Despite these facts, none of the AJC, JCPA, the ADL, AIPAC, the Conference of Presidents, the Jewish Federations of North America, nor the PR firms of Rabinowitz-Dorf and 5WPR—which represent many prominent Israel advocacy organizations—responded to requests for comment on Israel's E1 construction plans. The JCPA replied only to say that it had nothing to say. Apparently, when an Israeli Prime Minister, in advancing a settlement expansion policy overwhelmingly unpopular with U.S. Jews, smacks down an American President overwhelmingly popular with U.S. Jews, major U.S. Jewish organizations believe their role is to look the other way.
The sole exception to this uniform silence among the major players has been the Union for Reform Judaism, which issued a resolution Tuesday that, even in sharing many of the reservations of other Jewish organizations, makes clear its firm opposition to "increased settlement-building activity by Israel, especially in the critical 'E1' area."
Rabbis for Human Rights–North America's Rabbi Jill Jacobs wrote in the Forward, "Today, virtually every major Jewish organization publicly voices support for the creation of a Palestinian state.
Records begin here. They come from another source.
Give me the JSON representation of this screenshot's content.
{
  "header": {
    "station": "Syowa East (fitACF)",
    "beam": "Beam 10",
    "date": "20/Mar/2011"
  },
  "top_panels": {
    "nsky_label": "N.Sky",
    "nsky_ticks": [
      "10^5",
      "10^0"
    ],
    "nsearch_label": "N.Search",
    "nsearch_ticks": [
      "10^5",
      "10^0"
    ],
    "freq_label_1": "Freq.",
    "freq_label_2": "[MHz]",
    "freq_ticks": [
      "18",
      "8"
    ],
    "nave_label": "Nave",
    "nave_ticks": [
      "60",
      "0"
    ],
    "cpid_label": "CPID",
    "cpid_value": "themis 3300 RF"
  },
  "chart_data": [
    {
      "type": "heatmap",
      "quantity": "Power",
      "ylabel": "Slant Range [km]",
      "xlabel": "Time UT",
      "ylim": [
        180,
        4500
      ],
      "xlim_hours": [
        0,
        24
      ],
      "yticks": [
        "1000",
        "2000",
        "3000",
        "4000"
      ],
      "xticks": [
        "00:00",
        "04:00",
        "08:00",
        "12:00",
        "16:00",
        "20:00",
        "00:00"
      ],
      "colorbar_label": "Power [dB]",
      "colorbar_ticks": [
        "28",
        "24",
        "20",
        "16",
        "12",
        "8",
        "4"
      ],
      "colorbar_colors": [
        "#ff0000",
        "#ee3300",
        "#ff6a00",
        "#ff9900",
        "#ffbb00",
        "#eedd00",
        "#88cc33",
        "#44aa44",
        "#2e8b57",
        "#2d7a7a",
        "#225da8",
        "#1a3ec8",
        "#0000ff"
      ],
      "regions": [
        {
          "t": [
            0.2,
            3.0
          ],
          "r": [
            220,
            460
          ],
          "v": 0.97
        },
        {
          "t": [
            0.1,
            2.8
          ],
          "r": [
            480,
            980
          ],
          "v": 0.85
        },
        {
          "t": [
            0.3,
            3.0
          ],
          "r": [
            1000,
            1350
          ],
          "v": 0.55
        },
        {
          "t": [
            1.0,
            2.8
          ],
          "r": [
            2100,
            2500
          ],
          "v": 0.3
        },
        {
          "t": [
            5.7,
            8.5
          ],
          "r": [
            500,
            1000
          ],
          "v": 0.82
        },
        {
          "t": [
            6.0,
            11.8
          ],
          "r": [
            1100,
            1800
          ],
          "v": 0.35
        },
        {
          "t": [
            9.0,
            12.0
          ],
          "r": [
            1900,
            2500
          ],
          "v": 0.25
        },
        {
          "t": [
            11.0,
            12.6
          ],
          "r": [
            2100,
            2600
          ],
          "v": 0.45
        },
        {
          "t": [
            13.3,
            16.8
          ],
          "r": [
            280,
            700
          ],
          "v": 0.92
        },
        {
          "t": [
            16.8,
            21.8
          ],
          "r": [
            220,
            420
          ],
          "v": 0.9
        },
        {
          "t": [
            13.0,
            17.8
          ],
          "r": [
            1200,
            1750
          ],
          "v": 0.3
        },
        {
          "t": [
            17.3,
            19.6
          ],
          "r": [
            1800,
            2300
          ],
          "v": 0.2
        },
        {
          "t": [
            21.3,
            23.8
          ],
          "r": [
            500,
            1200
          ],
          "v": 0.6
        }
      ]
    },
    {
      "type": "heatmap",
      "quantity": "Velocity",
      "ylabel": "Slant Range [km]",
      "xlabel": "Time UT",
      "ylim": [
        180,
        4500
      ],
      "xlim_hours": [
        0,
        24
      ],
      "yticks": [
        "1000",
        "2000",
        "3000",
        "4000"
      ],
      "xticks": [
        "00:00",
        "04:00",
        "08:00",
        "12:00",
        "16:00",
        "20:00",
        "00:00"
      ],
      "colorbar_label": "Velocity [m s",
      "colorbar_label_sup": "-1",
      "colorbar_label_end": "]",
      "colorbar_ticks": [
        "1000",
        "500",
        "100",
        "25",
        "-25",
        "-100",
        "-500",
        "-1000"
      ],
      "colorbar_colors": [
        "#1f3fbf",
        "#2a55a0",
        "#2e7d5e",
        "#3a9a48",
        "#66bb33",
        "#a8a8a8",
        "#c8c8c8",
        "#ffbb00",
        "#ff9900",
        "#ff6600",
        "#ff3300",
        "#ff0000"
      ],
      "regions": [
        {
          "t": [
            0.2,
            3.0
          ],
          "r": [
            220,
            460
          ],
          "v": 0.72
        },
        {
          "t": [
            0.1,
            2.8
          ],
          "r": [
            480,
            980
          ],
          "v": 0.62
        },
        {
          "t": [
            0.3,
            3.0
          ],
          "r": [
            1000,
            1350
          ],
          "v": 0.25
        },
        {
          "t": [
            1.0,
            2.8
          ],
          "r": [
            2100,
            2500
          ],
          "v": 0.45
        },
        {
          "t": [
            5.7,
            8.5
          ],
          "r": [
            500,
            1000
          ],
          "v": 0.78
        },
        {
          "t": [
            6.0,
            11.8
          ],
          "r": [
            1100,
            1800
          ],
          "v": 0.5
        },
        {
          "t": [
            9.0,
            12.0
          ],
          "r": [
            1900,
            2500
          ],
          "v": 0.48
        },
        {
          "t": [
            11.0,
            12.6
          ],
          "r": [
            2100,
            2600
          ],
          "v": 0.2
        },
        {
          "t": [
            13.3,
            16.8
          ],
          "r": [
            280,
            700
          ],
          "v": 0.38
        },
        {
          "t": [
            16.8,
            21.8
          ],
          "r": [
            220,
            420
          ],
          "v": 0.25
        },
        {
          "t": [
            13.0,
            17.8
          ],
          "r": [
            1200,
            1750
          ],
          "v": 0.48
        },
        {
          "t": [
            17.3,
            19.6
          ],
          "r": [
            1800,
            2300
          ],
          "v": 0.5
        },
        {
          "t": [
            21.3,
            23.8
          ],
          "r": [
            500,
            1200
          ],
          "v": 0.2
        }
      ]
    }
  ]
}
However, our leadership cannot profess commitment to this solution while closing our eyes to actions that undermine this very possibility." But who says their eyes are really closed? In a Twitter exchange with Time's Tony Karon Monday, the immediate past Consul General of Israel in the U.S. Alon Pinkas said that "It's about time [Washington] figures out" that Netanyahu is not committed to the two-state solution. Perhaps it's time American Jews figure out that neither are most major institutions of American Jewry.